Richard (Reilly)--the kind of grifter who wears a business suit, carries a briefcase and drives a Mercedes--takes scruffy Mexican-American Rodrigo (Luna) under his wing after observing his failed attempt at quick-change maneuvers in an L.A. casino. The young man, who is desperate to raise cash to pay off his father's gambling debts, agrees to help Richard with small con jobs in the tony sections of western Los Angeles, his innocent looks proving valuable. But the nickel-and-dime stuff soon gives way to a potential six-figure payday.
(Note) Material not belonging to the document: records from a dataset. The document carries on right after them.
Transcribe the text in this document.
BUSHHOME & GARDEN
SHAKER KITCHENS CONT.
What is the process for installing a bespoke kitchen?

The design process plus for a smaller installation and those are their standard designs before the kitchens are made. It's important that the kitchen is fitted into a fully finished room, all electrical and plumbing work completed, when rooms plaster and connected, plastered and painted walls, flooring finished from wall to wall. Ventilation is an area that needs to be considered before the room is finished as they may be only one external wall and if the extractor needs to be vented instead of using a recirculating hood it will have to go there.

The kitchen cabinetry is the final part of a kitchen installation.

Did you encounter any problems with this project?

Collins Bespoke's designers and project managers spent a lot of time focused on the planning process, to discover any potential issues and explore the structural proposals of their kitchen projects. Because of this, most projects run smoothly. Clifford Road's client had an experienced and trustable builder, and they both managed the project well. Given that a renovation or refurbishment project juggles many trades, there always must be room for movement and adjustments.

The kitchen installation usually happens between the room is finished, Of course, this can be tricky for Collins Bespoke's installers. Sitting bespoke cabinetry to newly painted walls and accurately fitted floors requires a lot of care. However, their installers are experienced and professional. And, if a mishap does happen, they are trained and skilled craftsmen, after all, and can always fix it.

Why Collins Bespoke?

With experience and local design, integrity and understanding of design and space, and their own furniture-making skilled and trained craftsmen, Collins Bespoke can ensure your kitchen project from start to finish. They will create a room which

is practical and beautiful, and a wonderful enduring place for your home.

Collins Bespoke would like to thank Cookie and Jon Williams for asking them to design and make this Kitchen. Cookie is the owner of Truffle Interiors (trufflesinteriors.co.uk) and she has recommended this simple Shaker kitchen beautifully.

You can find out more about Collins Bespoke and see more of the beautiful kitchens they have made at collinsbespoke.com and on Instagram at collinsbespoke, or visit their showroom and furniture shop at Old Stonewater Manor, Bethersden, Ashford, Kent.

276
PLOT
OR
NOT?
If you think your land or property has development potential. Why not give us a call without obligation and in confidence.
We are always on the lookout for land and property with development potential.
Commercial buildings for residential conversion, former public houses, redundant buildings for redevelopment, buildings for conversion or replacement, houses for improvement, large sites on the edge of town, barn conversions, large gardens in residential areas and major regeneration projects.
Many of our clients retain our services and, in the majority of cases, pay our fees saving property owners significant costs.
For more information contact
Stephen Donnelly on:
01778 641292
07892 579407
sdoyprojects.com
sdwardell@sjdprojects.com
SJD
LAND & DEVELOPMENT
Richard and Rodrigo end up spending much of the next 24 hours at downtown's opulent Biltmore Hotel, executing a scheme masterminded by the ailing Ochoa (Zitto Kazann), Richard's former partner. It involves the sale of a forged copy of a rare silver certificate to an obscenely wealthy businessman (Peter Mullan, in moneyed bulldog mode). Richard's sister, Valerie (Maggie Gyllenhaal, of the insinuating slouch), happens to be concierge at the hotel, and despises Richard for trying to cheat her and their younger brother (Jonathan Tucker) out of a sizable inheritance.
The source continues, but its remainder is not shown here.